If you’re pregnant with a baby boy, you might be asking yourself, “Should I circumcise my son?” There’s much debate about the procedure, and in this article, I’ll share what I know and help you make an informed decision.
Why circumcision is popular in America
There is no evidence of when exactly circumcision began in the U.S. However the rise of circumcision in the US dates back to the late 1800s in part, due to the work and writings of an orthopedic surgeon named Dr. Lewis Sayre. He claimed to have healed one patient from paralysis of the legs by removing his foreskin, and went on to promote circumcision as a cure for other boyhood ailments. Other physicians performed circumcision to prevent masturbation, which was considered a dangerous practice at the time.
Amongst the world’s wealthiest nations, the U.S. has one of the highest male circumcision rates (the W.H.O. estimates that the circumcision rate in the states is 76-92%) and is the only country that routinely circumcizes infant boys in hospitals. However, a 2013 C.D.C. report that analyzed decades of hospital records found that the rate of circumcision dropped from about 65% in 1979 to about 58% in 2010. The percentage has likely dropped even more since 2010, but circumcision is still very popular and routinely performed in U.S. hospitals.
The American Academy of Pediatrics has been all over the place about whether or not they recommend circumcision. For decades the AAP recommended circumcision and cited research that suggests circumcision could reduce rates of sexually transmitted diseases, penile cancer, urinary tract infections, and slow the transmission of HIV. However, the AAP stated in their 1999 policy update that there’s no medical necessity for circumcision. In the AAP’s 2012 policy statement on circumcision, they argue that the medical benefits outweigh the risks, they don’t outright recommend the procedure. The 2012 AAP statement reads, “Although health benefits are not great enough to recommend routine circumcision for all male newborns, the benefits of circumcision are sufficient to justify access to this procedure for families choosing it.”
I was pregnant with my son in 2006 and if you’re pregnant with a boy now, you may be as confused as I was about whether or not to leave our son intact. So, I left the decision up to my husband (who was raised Christian and is circumcised). I asked him to do the research and consider the pros and cons of circumcision. Initially, he wanted our son circumcised so their penises would look the same, and so that our son wouldn’t get bullied for having an uncircumcised penis later in childhood. But after he did more research, he changed his mind, and we ultimately chose not to circumcise him. If we were religious Jews or Muslims who routinely practice circumcision on infant boys, I’m sure that decision would have been much harder.

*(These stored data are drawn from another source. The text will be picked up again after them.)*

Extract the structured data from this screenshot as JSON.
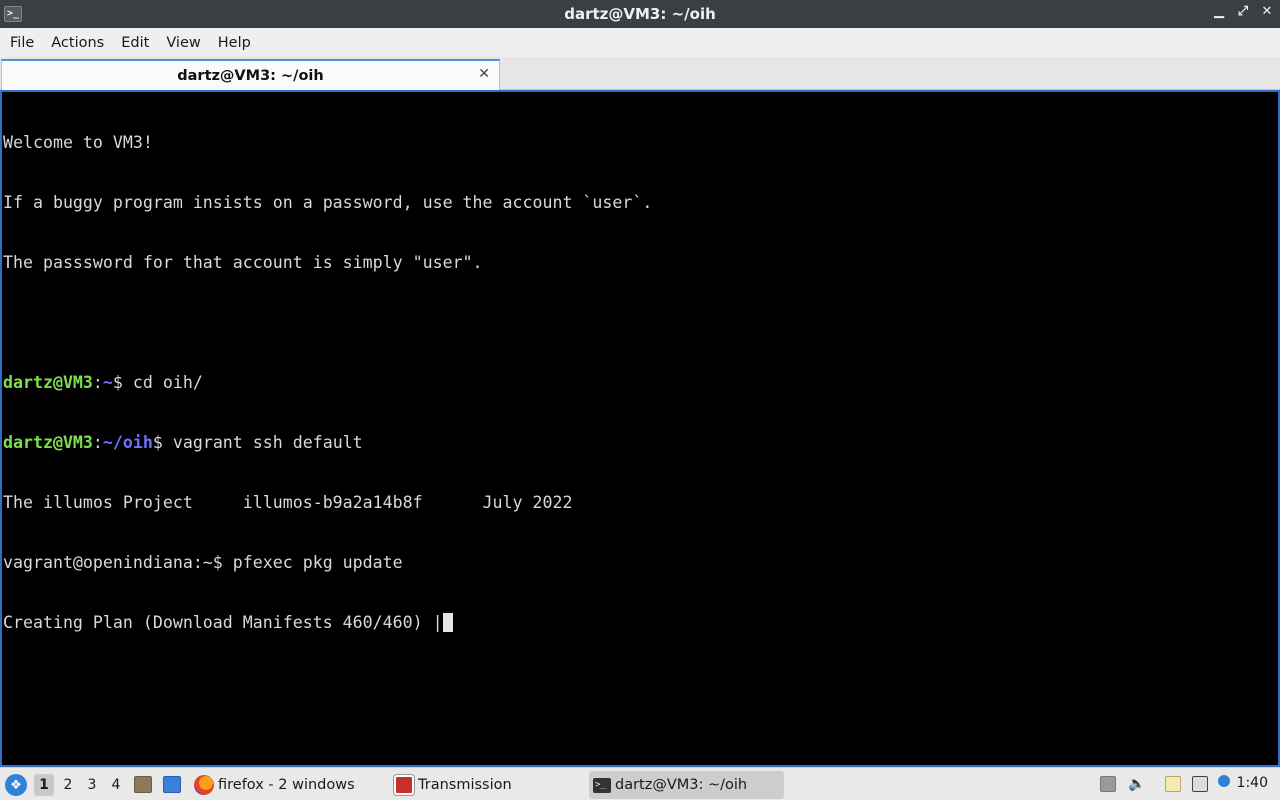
{
  "window": {
    "title": "dartz@VM3: ~/oih",
    "controls": {
      "minimize": "▁",
      "restore": "⤢",
      "close": "✕"
    }
  },
  "menu": [
    "File",
    "Actions",
    "Edit",
    "View",
    "Help"
  ],
  "tab": {
    "label": "dartz@VM3: ~/oih",
    "close": "✕"
  },
  "terminal": {
    "line1": "Welcome to VM3!",
    "line2": "If a buggy program insists on a password, use the account `user`.",
    "line3": "The passsword for that account is simply \"user\".",
    "prompt1": {
      "user": "dartz@VM3",
      "sep": ":",
      "path": "~",
      "dollar": "$ ",
      "cmd": "cd oih/"
    },
    "prompt2": {
      "user": "dartz@VM3",
      "sep": ":",
      "path": "~/oih",
      "dollar": "$ ",
      "cmd": "vagrant ssh default"
    },
    "line6": "The illumos Project     illumos-b9a2a14b8f      July 2022",
    "line7": "vagrant@openindiana:~$ pfexec pkg update",
    "line8": "Creating Plan (Download Manifests 460/460) |"
  },
  "taskbar": {
    "desktops": [
      "1",
      "2",
      "3",
      "4"
    ],
    "tasks": {
      "firefox": "firefox - 2 windows",
      "transmission": "Transmission",
      "terminal": "dartz@VM3: ~/oih"
    },
    "clock": "1:40"
  },
  "colors": {
    "username": "#7fe04d",
    "path": "#6b73ff",
    "accent": "#2f6ec4"
  }
}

Circumcision facts from around the world
- The U.S. is the only industrialized nation that routinely circumcises boys in hospitals.
- You must tell your attending pediatrician in the U.S. if you don’t want your son circumcised.

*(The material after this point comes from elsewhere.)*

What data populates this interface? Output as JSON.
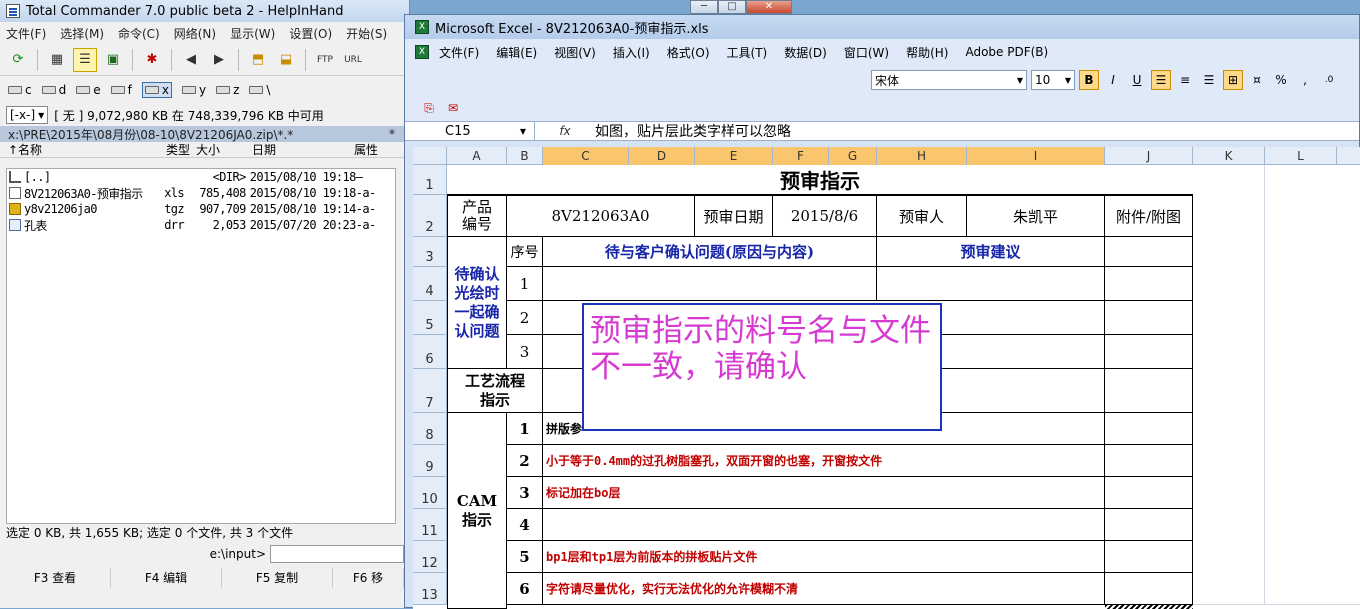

- In the Middle East where circumcision is a religious tradition promoted by Jews and Muslims, circumcision rates are about 95% in many countries.
- In Western Europe where circumcision is more controversial, circumcision rates are about 20%, including circumcisions for religious reasons.
- Holland denounced male circumcision in their 2010 statement
- Most developed nations have largely abandoned circumcision. Circumcision rates started to fall rapidly in the United Kingdom in the 1950s, in New Zealand in the 1960s, and in Canada in the 1990s.
- In many European countries, nonreligious circumcision is almost unheard of.
- About 1.5 percent of circumcised infants experience complications during the five years after the surgery. Bleeding and infection are the most common complications.
Should You Circumcise Your Baby?
Obviously, there is a heated debate about whether or not to circumcise our sons. It’s a really personal decision and I believe both parents should be involved. If you’re Jewish or Muslim, your decision may be made for religious reasons. But even if circumcision is routinely practiced in your culture, I would still question the necessity of the procedure and make an informed decision.
Based on my research, the leading reason boys are still circumcised in the US is for aesthetic reasons. Simply put, men want their son’s penises to look like theirs and don’t want their sons to be teased for looking different in the locker room. But with circumcision rates falling each decade in the US, I don’t think the bullying argument holds up. I’m guessing that currently, about half of American boys are intact, and half are circumcised. So if it’s really about 50-50, how could boys still be teased for being uncut?
Pros and Cons of Circumcision
Based on my research about male circumcision around the world, there are fewer pros than cons. Keep in mind that though I’m half Jewish, I’m not religious and didn’t have to consider family members’ opinions, which I know is a big deciding factor for some.
- If you’re a religious Jew or Muslim, you will please family members by maintaining the cultural tradition.
- There may be a lower chance of urinary tract infections, and sexually transmitted diseases (although this is still debatable).
- Your son’s and his father’s penises may look the same.
- If you’re a religious Jew or Muslim, you might upset some family members by breaking tradition.
- Whether the circumcision is performed by a Mohel or in the hospital, your son will have penile surgery when he’s less than 8 days old, only with a local anesthetic cream.
- Your son may be upset that he was circumcised later in life.
- He may also receive less sexual pleasure (although I’m not sure how research can measure that).